Cases in point: the closings by Hearst Magazines of Weekend and Shop, Etc. magazines, and Time Inc.'s decision to shut down the Office Pirates website.
Mourn the loss of jobs, but don't cry for the products. They didn't represent original ideas that fulfilled marketplace needs and tapped audience passions. Office Pirates was a faux-cool attempt by a bureaucratic corporate culture to subvert bureaucratic corporate cultures. Also, it wasn't funny. As Bill Carter detailed in "Desperate Networks," it's nearly impossible for even the highest-paid entertainment executive to predict hits. But there are TV shows and movies that stink of failure long before they make their debuts, the ones even couch critics can see are destined to fail. Office Pirates was in that category.
As for Weekend and Shop, Etc., each was an imitator, aimed at duplicating the successes of rivals Real Simple and Lucky, respectively. Neither found the sweet spot. By comparison, titles such as Domino and Quick & Simple are new takes on existing categories, and both seem to be working.
Hearst and Time Inc. shouldn't be blamed for trying, though, or blasted for putting people out of work; rather, they should be applauded for making the kinds of cold-eyed business decisions that media and marketing companies need to make more often. These are industries that too often get stuck on emotion or ego and avoid making even the most obvious tough calls.
That's why it was so refreshing when Interpublic went all the way with the recent merger of FCB and Draft and placed Howard Draft clearly in charge of its new-breed creative/direct agency.
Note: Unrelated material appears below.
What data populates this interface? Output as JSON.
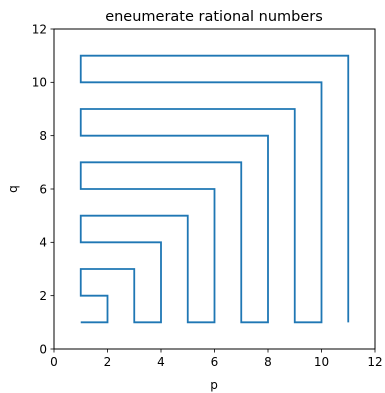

As the details were being hammered out, the biggest fear was that the holding company would cave to the temptation of a half-measure, creating a parent company over the two agencies while allowing them to continue to operate separately and report to different leaders. (There was a camp advocating just that approach.) By choosing the bumpier path, Interpublic made the right move -- regardless of whether the merger ultimately succeeds. (Knowing Howard, it will.)
There are indications that media owners are moving more deliberately, if only out of necessity, as their business models shift; Samir Husni counts a drop in the number of magazines launched this year, for example, while Walt Disney Co. is reducing the number of movies it produces in a bid to boost the profitability of its studio.
In a 2003 column in which I called for the closing of the storied ad agency Bates, I wrote: "From what I understand of the benefits of pruning, the removal of dead leaves and branches allows more sunlight and air to reach and nourish healthier ones." In that context, the shuttering of a failed company "should be seen for what it is: a healthy prerequisite to the revitalization" of an industry. (Incidentally, Bates was shuttered within months, which didn't prove how smart I was, only the inevitability and predictability of its closure.)
There are still too many awful products of all kinds out there, ones that clearly aren't working but are being sustained for reasons of vanity. If 10 media observers were asked to make a list of obvious suspects, chances are there'd be quite a bit of overlap. Figuring out what to do with those properties won't be an easy call for their owners, but it should be a clear one.